The following example is optimized for a very large number of cases. It assumes, for purposes of the example:

  • that your code accepts the output file name via a command line switch -o,
  • that the application opens the output file in append mode, that is, multiple runs will keep appending to the existing file,
  • that each line of table.dat provides the rest of the command line arguments for your code,
  • that multiple instances of your code can safely run concurrently inside the same directory, so there is no need to create a subdirectory for each case,
  • and that each run will not produce any files besides the output file.

With this setup, even very large farms (hundreds of thousands or even millions of cases) should run efficiently, as there will be very few files created.

...
# ++++++++++++++++++++++  This part can be customized:  ++++++++++++++++++++++++
#  Here:
#  $ID contains the case id from the original table (can be used to provide a unique seed to the code etc)
#  $COMM is the line corresponding to the case $ID in the original table, without the ID field
#  $METAJOB_ID is the jobid for the current metajob (convenient for creating per-job files)

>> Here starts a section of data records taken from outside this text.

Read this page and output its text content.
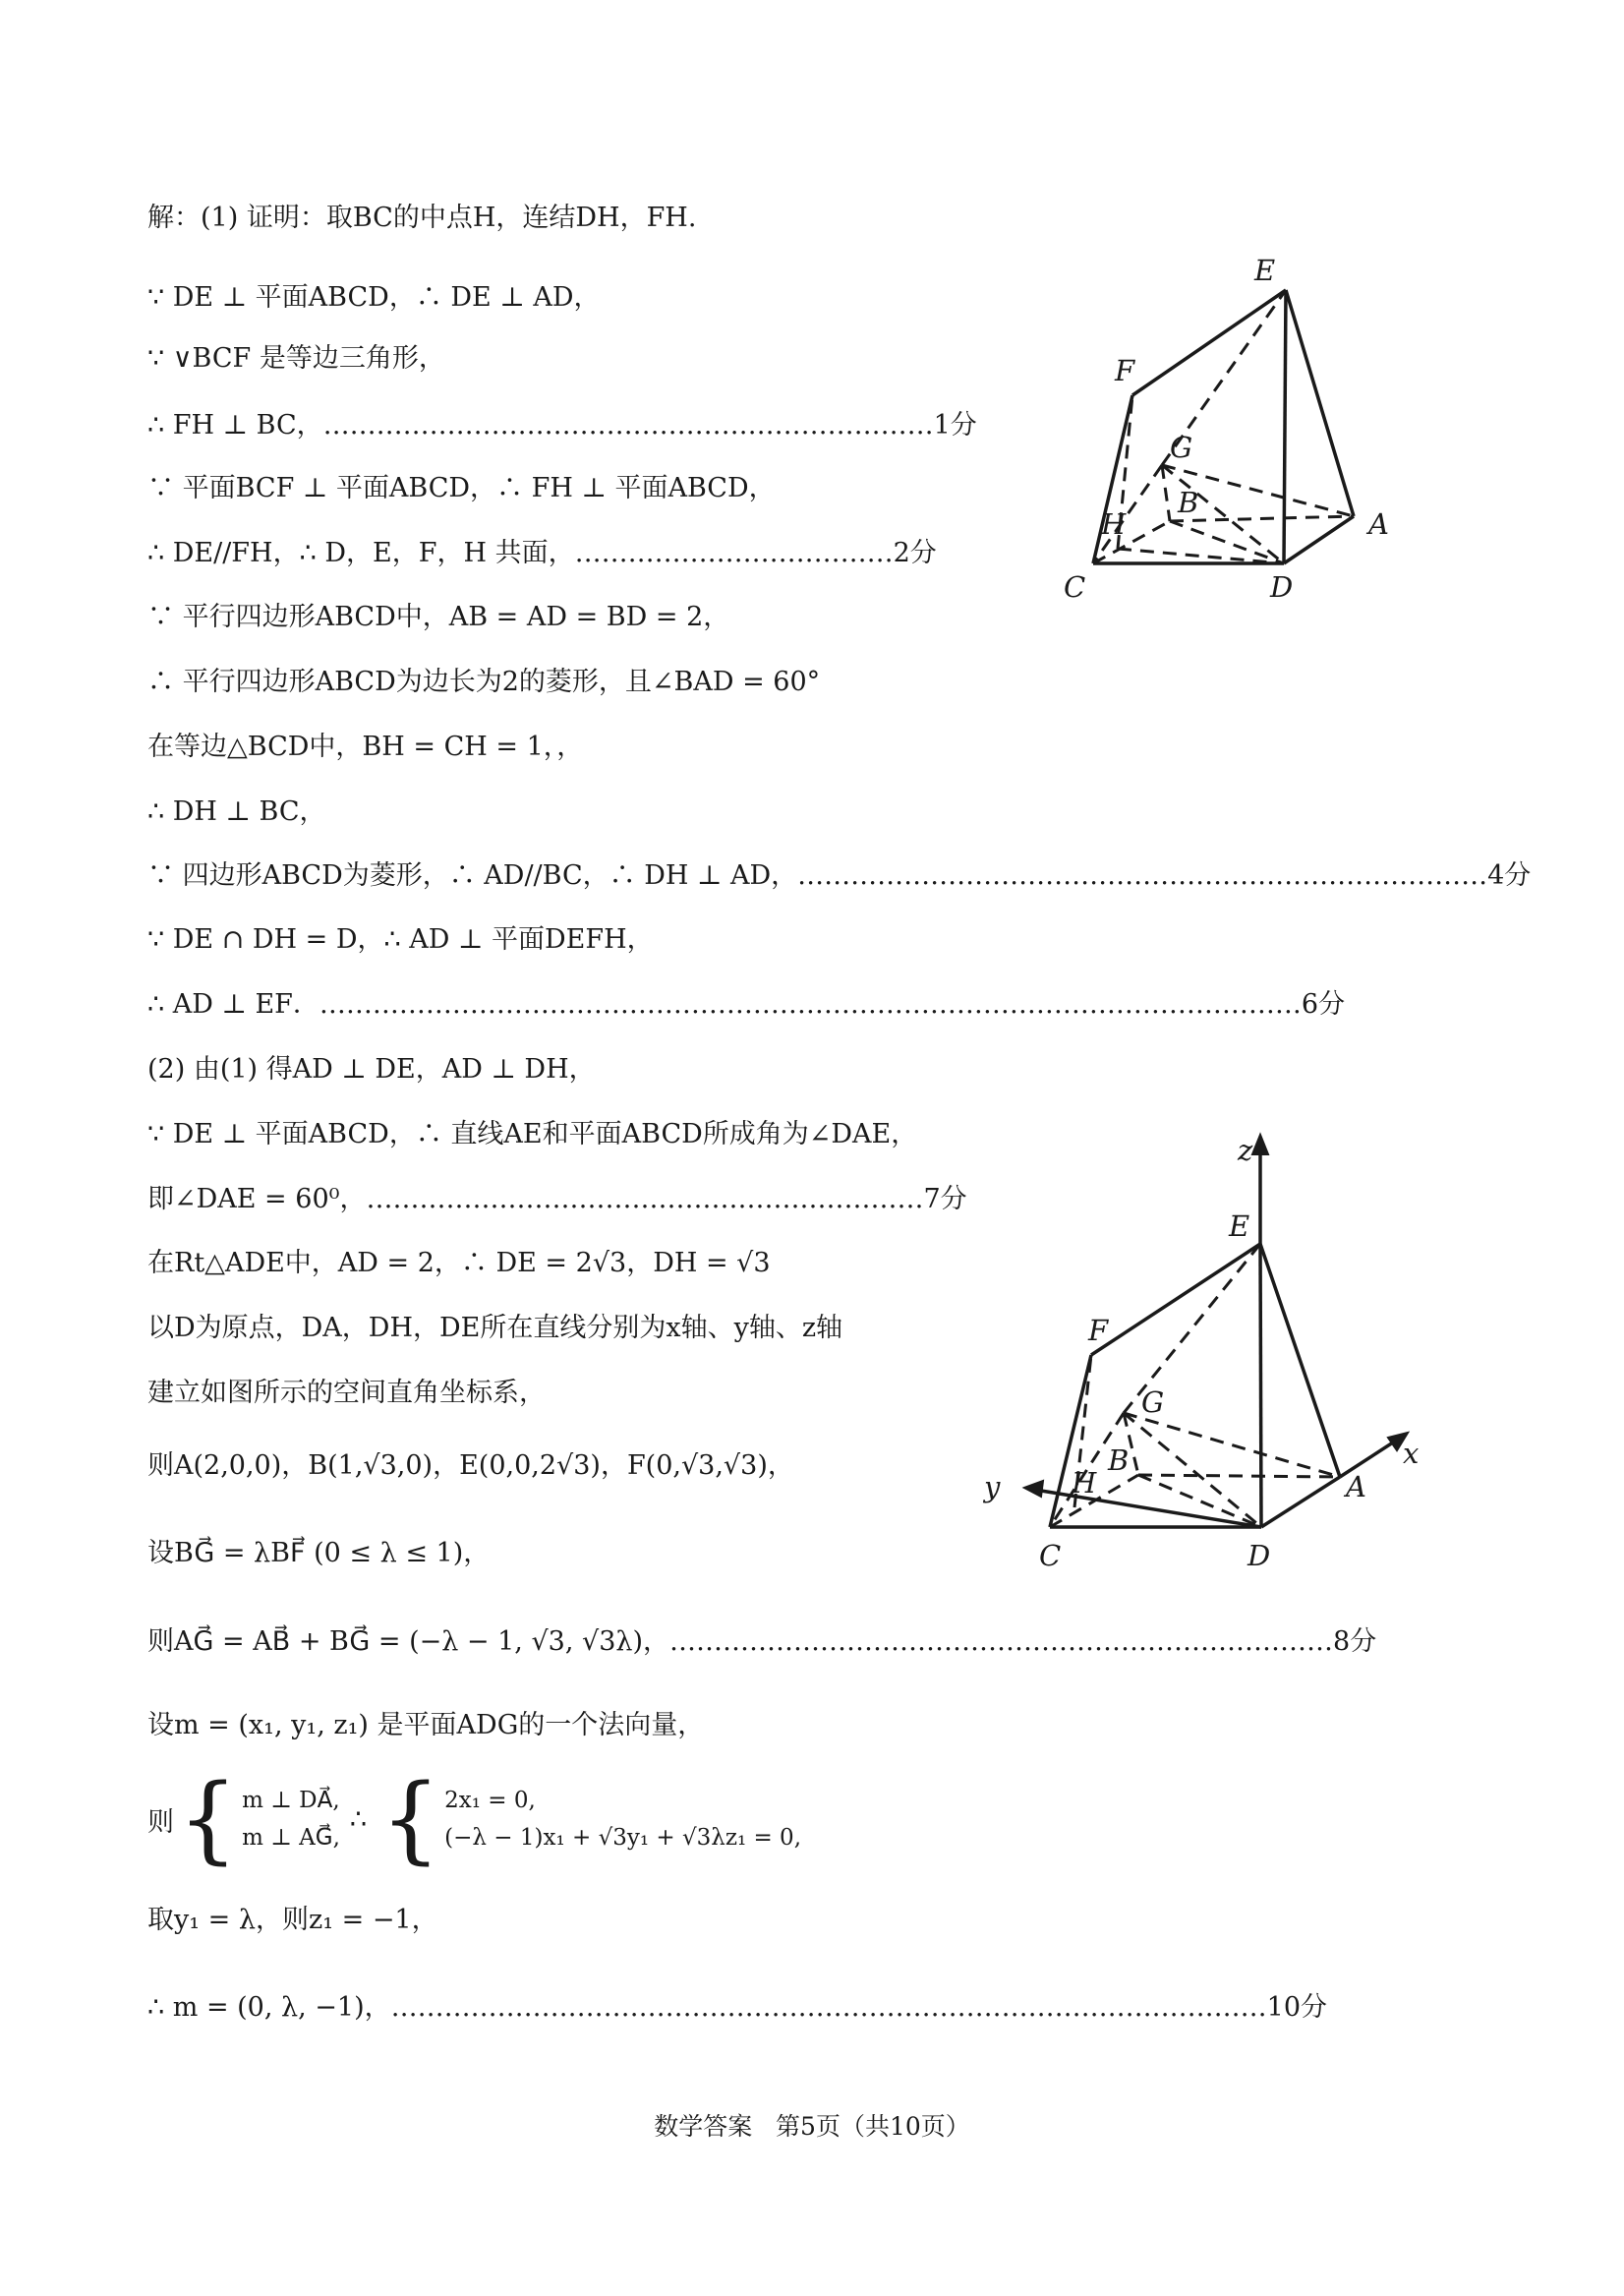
解：(1) 证明：取BC的中点H，连结DH，FH.

∵ DE ⊥ 平面ABCD，∴ DE ⊥ AD，

∵ ∨BCF 是等边三角形，

∴ FH ⊥ BC，……………………………………………………………1分

∵ 平面BCF ⊥ 平面ABCD，∴ FH ⊥ 平面ABCD，

∴ DE//FH，∴ D，E，F，H 共面，………………………………2分

∵ 平行四边形ABCD中，AB = AD = BD = 2，

∴ 平行四边形ABCD为边长为2的菱形，且∠BAD = 60°

在等边△BCD中，BH = CH = 1，，

∴ DH ⊥ BC，

∵ 四边形ABCD为菱形，∴ AD//BC，∴ DH ⊥ AD，……………………………………………………………………4分

∵ DE ∩ DH = D，∴ AD ⊥ 平面DEFH，

∴ AD ⊥ EF．…………………………………………………………………………………………………6分

(2) 由(1) 得AD ⊥ DE，AD ⊥ DH，

∵ DE ⊥ 平面ABCD，∴ 直线AE和平面ABCD所成角为∠DAE，

即∠DAE = 60⁰，………………………………………………………7分

在Rt△ADE中，AD = 2，∴ DE = 2√3，DH = √3

以D为原点，DA，DH，DE所在直线分别为x轴、y轴、z轴

建立如图所示的空间直角坐标系，

则A(2,0,0)，B(1,√3,0)，E(0,0,2√3)，F(0,√3,√3)，

设BG⃗ = λBF⃗ (0 ≤ λ ≤ 1)，

则AG⃗ = AB⃗ + BG⃗ = (−λ − 1, √3, √3λ)，…………………………………………………………………8分

设m = (x₁, y₁, z₁) 是平面ADG的一个法向量，

取y₁ = λ，则z₁ = −1，

∴ m = (0, λ, −1)，………………………………………………………………………………………10分

则 { m ⊥ DA⃗,
m ⊥ AG⃗,
∴ { 2x₁ = 0,
(−λ − 1)x₁ + √3y₁ + √3λz₁ = 0,
E
F
G
B
H	A
C	D
z
E
F
G
x
H
B
A
y
C	D
数学答案   第5页（共10页）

# Executing the command (a line from table.dat)
/path/to/your/code  $COMM  -o output.$METAJOB_ID

# Exit status of the code:
STATUS=$?
# +++++++++++++++++++++++++++++++++++++++++++++++++++++++++++++++++++++++++++++++
...

If more help is needed[edit]

See META-Farm: Advanced features and troubleshooting for more detailed discussion of some features, and for troubleshooting suggestions.

If you need more help, contact technical support, mentioning the name of the package (META), and the name of the staff member who wrote the software (Sergey Mashchenko).

Glossary[edit]

  • case: One independent computation. The file table.dat should list one case per line.
  • farm / farming (verb): Running many jobs on a cluster which carry out independent (but related) computations, of the same kind.
  • farm (noun): The directory and files involved in running one instance of the package.
  • metajob: A job which can process multiple cases (independent computations) from table.dat.
  • META mode: The mode of operation of the package in which each job can process multiple cases from table.dat.
  • SIMPLE mode: The mode of operation of the package in which each job will process only one case from table.dat.